Using the X-ray laser at the Department of Energy’s SLAC National Accelerator Laboratory, scientists imaged a biomolecule as it flipped an RNA “switch,” a mechanism that controls the production of proteins.
“Previous experiments at SLAC’s X-ray laser have studied biological reactions like photosynthesis that are triggered by light,” lead researcher Yun-Xing Wang, a structural biologist at the National Cancer Institute’s Center for Cancer Research, said in a news release. “But this is the first to observe one that is triggered by the chemical interaction of two biomolecules in real time and at the atomic scale.”

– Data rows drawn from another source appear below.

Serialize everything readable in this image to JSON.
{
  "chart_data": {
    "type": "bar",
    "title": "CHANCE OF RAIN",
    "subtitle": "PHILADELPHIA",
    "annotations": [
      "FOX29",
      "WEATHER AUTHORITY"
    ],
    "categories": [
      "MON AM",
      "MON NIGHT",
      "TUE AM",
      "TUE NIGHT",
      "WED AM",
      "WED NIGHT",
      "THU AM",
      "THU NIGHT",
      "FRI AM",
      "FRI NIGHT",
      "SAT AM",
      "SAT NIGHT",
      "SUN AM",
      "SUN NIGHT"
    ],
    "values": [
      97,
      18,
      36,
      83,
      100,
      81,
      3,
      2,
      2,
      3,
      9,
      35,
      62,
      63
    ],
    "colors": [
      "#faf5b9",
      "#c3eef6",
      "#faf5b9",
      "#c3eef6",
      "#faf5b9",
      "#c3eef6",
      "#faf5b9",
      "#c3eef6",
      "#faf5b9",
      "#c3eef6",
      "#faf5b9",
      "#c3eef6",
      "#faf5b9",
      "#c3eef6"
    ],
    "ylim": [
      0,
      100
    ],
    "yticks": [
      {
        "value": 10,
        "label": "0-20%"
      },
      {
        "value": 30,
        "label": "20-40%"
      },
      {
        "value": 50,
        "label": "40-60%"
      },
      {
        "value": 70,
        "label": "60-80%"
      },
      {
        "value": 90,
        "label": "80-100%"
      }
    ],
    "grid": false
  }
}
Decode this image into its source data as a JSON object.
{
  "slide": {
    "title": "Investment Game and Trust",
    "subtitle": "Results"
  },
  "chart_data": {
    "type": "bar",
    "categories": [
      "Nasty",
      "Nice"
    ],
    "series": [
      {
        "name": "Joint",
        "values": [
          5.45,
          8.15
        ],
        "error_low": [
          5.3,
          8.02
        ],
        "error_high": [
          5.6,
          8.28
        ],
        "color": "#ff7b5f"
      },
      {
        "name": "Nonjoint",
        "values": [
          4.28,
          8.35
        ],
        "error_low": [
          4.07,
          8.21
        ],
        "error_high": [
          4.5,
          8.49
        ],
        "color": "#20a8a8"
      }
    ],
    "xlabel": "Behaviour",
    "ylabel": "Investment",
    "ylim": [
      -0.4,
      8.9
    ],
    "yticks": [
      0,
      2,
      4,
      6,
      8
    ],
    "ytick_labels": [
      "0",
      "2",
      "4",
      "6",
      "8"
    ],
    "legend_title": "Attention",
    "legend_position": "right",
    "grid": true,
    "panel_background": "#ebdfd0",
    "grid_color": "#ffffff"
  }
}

The ability to watch biochemical processes play out in real time was made possible by SLAC’s X-ray free-electron laser.
“This really demonstrates the unique capability that X-ray free-electron lasers offer that no current technology, or any other technology on the horizon, can do,” Wang said. “It’s like you have a camera with a very fast shutter speed, so you can catch every move of the biomolecules in action.”
Scientists hope their latest findings — detailed in the journal Nature — and the technology that made it possible will pave the way for an improved understanding of riboswitches.
Riboswitches and other RNA mechanisms are genetic interpreters, translating DNA into biochemical instructions for the production of the proteins that fuel the biological processes that sustain life.
Understanding how RNA mechanisms regulate biological process could help scientists identify where and how switches sometimes fail, and how these malfunction yield diseases like cancer.
Wang and his colleagues looked at a specific riboswitch in the bacterium Vibrio vulnificus — a switch that regulates the abundance of adenine. Too much adenine triggers the riboswitch to shut down production of the molecule.
To see the mechanism in action, researchers incorporated millions of synthetic riboswitch copies into nanocrystals and then mixed the nanocrystals with a solution containing adenine. The adenine molecules quickly penetrated the nanocrystals and flipped the switches. Scientists likened the simultaneous flipping of millions of riboswitches to the coordinated movements of synchronized swimmers.
High-speed X-ray laser pulses offered scientists a play-by-play of the chemical interaction.
Scientists were surprised to find the flipping of the riboswitches caused the nanocrystals to change shape.
“To me it’s still a mystery how the crystal managed to do that,” said Soichi Wakatsuki, a professor at the Stanford School of Medicine who did not participate in the research. “This actually opens up a lot of new possibilities and gives us a new way to look at how RNA and proteins interact with small molecules, so this is very exciting.”